Так же, как французское слово «шоколя», оно звучало ласкающим соблазном для ее ушей.
– В настоящее время мы изготавливаем двадцать четыре ganaches au chocolat[132].
Музыка этих произнесенных им слов породила в ней жаркую волну желания, заискрилась воспламеняющими дразнящими язычками в эротических зонах груди, внутренней стороне запястий, затылка.
– Девятнадцать из них на основе noir chocolat, с разнообразными вкусами и насыщенностью, и пять – аu lait chocolat[133].

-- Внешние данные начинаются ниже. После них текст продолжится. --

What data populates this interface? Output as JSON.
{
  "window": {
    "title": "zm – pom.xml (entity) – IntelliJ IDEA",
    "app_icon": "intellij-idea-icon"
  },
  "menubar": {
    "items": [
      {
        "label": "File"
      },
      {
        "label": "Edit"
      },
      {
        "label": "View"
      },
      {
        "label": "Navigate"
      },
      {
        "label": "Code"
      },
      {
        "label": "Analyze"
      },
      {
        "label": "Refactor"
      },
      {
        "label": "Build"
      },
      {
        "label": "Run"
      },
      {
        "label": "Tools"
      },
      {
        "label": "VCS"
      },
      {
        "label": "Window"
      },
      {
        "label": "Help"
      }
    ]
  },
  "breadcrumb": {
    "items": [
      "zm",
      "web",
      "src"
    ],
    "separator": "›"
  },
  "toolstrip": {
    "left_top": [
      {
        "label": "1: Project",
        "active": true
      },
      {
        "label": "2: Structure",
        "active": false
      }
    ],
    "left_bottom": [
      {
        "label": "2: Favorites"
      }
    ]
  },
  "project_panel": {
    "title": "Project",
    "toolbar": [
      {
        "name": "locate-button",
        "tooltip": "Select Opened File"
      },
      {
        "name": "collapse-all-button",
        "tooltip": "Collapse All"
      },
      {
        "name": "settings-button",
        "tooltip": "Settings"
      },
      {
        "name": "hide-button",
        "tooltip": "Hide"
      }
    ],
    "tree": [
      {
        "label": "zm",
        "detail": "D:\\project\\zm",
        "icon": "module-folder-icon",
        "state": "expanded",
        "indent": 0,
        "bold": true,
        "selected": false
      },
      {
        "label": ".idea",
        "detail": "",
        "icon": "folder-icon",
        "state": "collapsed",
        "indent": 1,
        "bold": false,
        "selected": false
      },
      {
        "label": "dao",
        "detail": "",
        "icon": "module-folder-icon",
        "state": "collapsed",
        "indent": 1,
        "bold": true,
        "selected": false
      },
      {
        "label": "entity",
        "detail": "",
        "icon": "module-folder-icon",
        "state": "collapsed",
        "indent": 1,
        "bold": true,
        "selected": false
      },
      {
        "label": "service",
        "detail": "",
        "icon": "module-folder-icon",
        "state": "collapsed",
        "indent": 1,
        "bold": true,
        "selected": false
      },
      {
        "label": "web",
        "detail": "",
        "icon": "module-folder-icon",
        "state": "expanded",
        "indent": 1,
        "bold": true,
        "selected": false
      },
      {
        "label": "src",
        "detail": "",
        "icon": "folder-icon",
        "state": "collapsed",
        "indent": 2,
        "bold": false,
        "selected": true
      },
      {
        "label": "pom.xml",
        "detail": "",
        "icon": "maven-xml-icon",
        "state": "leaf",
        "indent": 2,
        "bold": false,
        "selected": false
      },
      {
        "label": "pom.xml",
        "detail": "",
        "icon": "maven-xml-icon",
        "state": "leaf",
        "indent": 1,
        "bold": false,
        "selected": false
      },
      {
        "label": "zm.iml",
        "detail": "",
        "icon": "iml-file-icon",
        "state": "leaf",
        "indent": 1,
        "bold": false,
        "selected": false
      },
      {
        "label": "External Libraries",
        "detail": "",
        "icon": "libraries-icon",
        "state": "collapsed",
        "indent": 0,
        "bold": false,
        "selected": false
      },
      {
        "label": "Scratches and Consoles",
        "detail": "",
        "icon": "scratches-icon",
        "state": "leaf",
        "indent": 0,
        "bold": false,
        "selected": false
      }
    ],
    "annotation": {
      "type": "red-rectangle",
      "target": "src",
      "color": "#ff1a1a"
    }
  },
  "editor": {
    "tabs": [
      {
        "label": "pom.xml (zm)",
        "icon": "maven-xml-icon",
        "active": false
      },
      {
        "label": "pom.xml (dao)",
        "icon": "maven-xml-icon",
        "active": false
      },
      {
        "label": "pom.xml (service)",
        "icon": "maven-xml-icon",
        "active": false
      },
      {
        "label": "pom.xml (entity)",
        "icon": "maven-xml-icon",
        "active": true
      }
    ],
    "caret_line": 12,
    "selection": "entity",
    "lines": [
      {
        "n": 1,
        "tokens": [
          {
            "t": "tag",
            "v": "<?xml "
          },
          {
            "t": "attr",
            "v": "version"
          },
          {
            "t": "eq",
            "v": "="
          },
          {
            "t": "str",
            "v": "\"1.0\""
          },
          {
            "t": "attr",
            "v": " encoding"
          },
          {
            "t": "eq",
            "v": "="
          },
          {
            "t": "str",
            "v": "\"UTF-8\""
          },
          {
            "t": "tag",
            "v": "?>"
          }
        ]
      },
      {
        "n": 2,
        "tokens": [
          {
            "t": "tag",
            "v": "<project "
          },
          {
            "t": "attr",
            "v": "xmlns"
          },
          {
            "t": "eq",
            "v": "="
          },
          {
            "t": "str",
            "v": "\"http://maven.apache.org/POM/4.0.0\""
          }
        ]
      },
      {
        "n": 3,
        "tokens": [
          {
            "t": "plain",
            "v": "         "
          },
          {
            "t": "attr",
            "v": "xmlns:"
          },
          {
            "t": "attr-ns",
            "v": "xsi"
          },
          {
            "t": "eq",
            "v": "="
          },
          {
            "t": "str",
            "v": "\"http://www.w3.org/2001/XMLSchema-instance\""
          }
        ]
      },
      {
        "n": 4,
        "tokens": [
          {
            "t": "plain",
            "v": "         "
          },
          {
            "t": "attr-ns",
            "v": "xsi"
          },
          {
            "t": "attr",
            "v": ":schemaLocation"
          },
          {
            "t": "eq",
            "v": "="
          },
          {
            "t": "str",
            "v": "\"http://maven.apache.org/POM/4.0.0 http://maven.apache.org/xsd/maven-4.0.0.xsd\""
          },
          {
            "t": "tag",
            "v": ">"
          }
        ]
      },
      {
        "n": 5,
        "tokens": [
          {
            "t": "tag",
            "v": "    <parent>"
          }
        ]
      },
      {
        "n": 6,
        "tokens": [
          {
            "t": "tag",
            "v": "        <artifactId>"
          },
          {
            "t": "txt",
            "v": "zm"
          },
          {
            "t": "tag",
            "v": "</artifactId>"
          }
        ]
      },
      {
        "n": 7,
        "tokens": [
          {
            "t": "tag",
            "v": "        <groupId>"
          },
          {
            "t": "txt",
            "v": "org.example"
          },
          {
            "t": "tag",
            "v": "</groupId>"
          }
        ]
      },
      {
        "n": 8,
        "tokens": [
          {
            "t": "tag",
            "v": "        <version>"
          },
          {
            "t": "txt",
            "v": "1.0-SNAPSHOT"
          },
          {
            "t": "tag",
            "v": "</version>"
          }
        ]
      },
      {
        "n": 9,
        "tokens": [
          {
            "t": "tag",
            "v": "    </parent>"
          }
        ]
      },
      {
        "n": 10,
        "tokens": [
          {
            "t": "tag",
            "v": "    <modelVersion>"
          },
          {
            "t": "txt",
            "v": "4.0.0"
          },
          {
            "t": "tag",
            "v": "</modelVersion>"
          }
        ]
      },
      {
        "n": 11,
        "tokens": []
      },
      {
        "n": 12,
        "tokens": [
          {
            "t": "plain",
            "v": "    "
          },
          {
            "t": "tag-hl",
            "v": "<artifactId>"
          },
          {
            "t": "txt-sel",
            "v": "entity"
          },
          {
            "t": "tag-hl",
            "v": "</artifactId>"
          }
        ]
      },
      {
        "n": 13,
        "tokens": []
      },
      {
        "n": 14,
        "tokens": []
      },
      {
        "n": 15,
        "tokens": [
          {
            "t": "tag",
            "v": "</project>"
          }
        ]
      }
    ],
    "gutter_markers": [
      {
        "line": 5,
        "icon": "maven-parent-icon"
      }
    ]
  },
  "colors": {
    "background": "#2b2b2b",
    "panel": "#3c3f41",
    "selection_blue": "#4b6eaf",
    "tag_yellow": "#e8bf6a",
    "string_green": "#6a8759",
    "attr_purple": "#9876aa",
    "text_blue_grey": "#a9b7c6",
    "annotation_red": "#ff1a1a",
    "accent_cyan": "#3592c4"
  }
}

– А какая ганаша твоя самая любимая?
«Ну произнеси это вновь, – мысленно взмолилась она. – Произнеси вновь ganache au chocolat».
Сильван покачал головой.
– Тут у меня нет предпочтений. Если бы я не считал их всех лучшими, то не стал бы изготавливать их на продажу.
Кэйд тихо вздохнула, напомнив себе, что в их продажах считались лучшими «Шоколад Кори». Этот вид продукции продавался миллиардами, лежа на удобных для покупателей полках в сети известных магазинов.
Нет, их значение не ограничивалось объемами продаж. Эти плитки, снискавшие любовь покупателей, внушали надежду, придавали людям уверенность, став частью их радостных детских воспоминаний. Они позволяли им играть у камина, увлеченно стряпая «Сух-мо».
– А какой сорт конфет ты ешь чаще других?
– Я редко ем конфеты ради удовольствия. Здесь постоянно приходится что-то пробовать. Или иногда новый шоколатье привлекает внимание критиков, и мне тоже хочется попробовать его изделия. Мне нужно снимать пробы, поэтому вряд ли я мог бы испытать такое же, как ты, удовольствие, открыв новый набор шоколадных конфет и размышляя, какую из них попробовать первой.
Да, вероятно, он прав. Новая коробка изысканного шоколада казалась ей шкатулкой с драгоценностями, собранными из тайных сокровищниц мира.
– Для меня исходным является удовольствие открытия, когда я впервые создаю сорт и пробую его после завершения процесса, решая, безупречен ли он или нужно продолжать поиски.
Поясняя свою позицию, Сильван положил перед Кэйд чистый лист пластика, вручил зубную щетку и, накрыв своей ладонью ее руку, показал, как разбрызгивать массу. Зеленые брызги получились у нее слишком большими. Одним движением его загрубевший от разнообразной кухонной работы палец протер испачканный пальчик Кэйд, и Сильван вновь показал ей правильный способ разбрызгивания.
– Мне нравится этот этап. Но если что-нибудь сравнимо для меня с чувством, что испытываешь ты, открывая новую коробочку шоколадных конфет, то это открытие неизвестного прежде отличного ресторана, когда я, выбирая блюда из меню, предвкушаю, как я буду пробовать то, что кто-то другой приготовил для меня.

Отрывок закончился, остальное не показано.